Beim Thema Medienkompetenz sei eine sinnvolle und wichtige neue Strategie, die Aufmerksamkeit auf die Risikogruppen zu fokussieren und die finanziellen Mittel dort zu bündeln. Auch auf diesem Gebiet bereits kompetente Kinder und Jugendliche sollten jedoch von ihren Eltern unbedingt weiterhin begleitet werden. "Die Begriffe Fürsorge, Beistand, Trost, Verständnis und Neugierde sind in diesem Zusammenhang zentral", so Schulte- Markwort.

Dem Vortrag von Professor Schulte-Markwort vorausgegangen war ein Grußwort der stellvertretenden Vorsitzenden des Medienrats, Frauke Hamann. Sie betonte, dass die Vermittlung von medialen Kompetenzen in einer digital geprägten Kultur keine rein technische Angelegenheit, sondern vor allem eine soziale Notwendigkeit sei.
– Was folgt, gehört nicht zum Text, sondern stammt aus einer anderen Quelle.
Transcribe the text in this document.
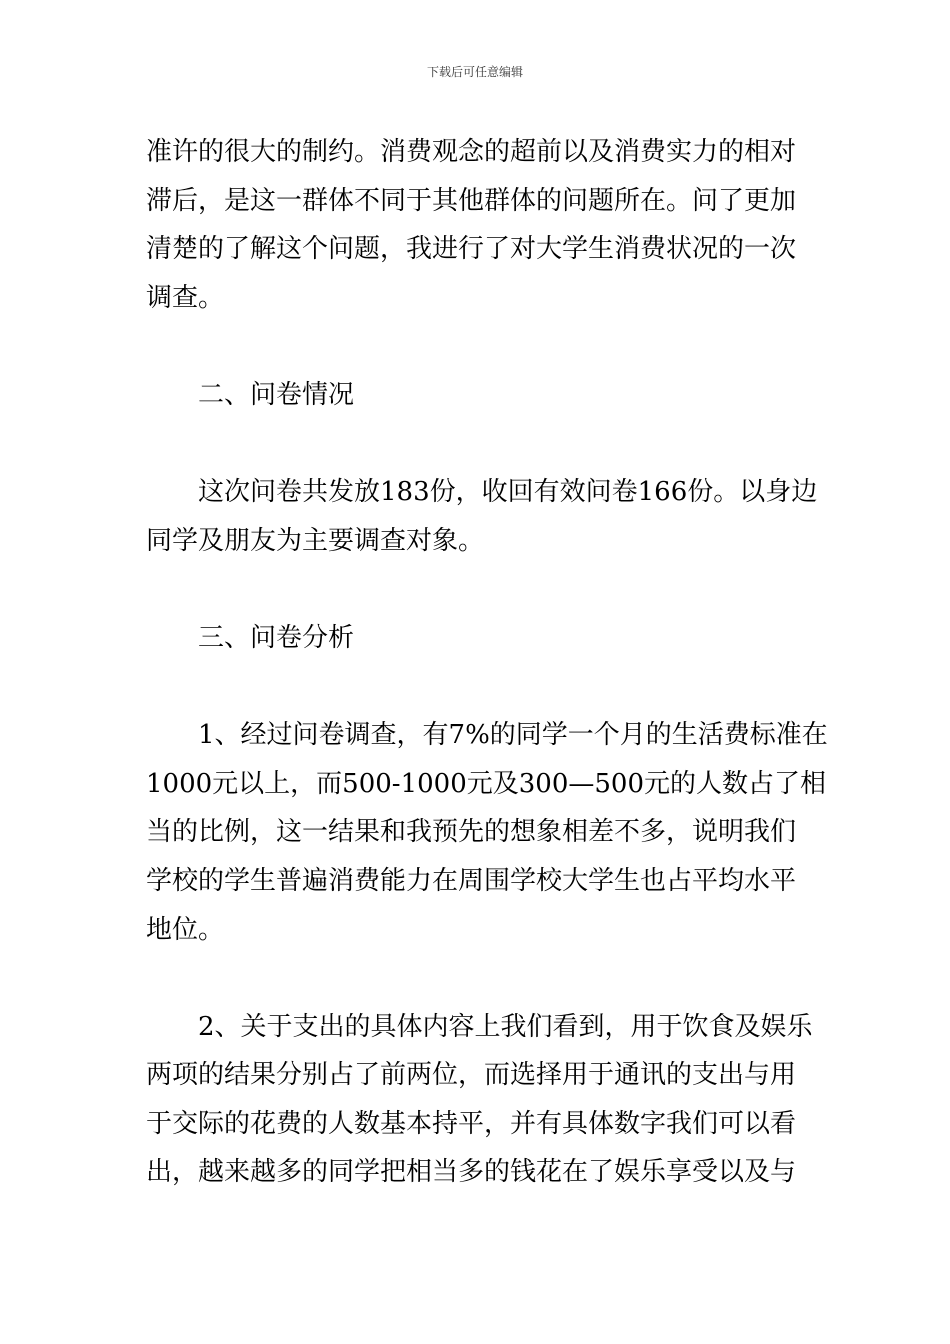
下载后可任意编辑
准许的很大的制约。消费观念的超前以及消费实力的相对
滞后，是这一群体不同于其他群体的问题所在。问了更加
清楚的了解这个问题，我进行了对大学生消费状况的一次
调查。
二、问卷情况
这次问卷共发放183份，收回有效问卷166份。以身边
同学及朋友为主要调查对象。
三、问卷分析
1、经过问卷调查，有7%的同学一个月的生活费标准在
1000元以上，而500-1000元及300—500元的人数占了相
当的比例，这一结果和我预先的想象相差不多，说明我们
学校的学生普遍消费能力在周围学校大学生也占平均水平
地位。
2、关于支出的具体内容上我们看到，用于饮食及娱乐
两项的结果分别占了前两位，而选择用于通讯的支出与用
于交际的花费的人数基本持平，并有具体数字我们可以看
出，越来越多的同学把相当多的钱花在了娱乐享受以及与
Kinder und Jugendliche entdeckten die Möglichkeiten des Internet nicht von selbst, häufig benötigten sie Anregungen und Anleitung dabei, den Weg zu einer optimalen Nutzung für ihre Interessen zu finden. Eltern, Pädagogen, Politiker und Anbieter im Internet hätten die Pflicht, sie vor Auswüchsen im Bereich der neuen Medien zu bewahren. "Als Medienanstalt Hamburg / Schleswig- Holstein setzen wir auf die Förderung der Medienkompetenz als präventive und damit wirksamste Form und haben bereits eine Vielzahl entsprechender Projekte angestoßen. Erst vor kurzem hat sich die Politik bereiterklärt, unsere finanzielle Ausstattung für die Förderung der Medienkompetenz erkennbar zu verbessern: Der 3. Medienänderungsstaatsvertrag HSH tritt zum 1. Januar 2010 in Kraft und sieht vor, dass sich die MA HSH künftig verstärkt dem Thema Medienkompetenz widmet. Dafür sind wir sehr dankbar - denn wir sind damit Anreger, Ermöglicher und Seismograf zugleich", so Hamann weiter.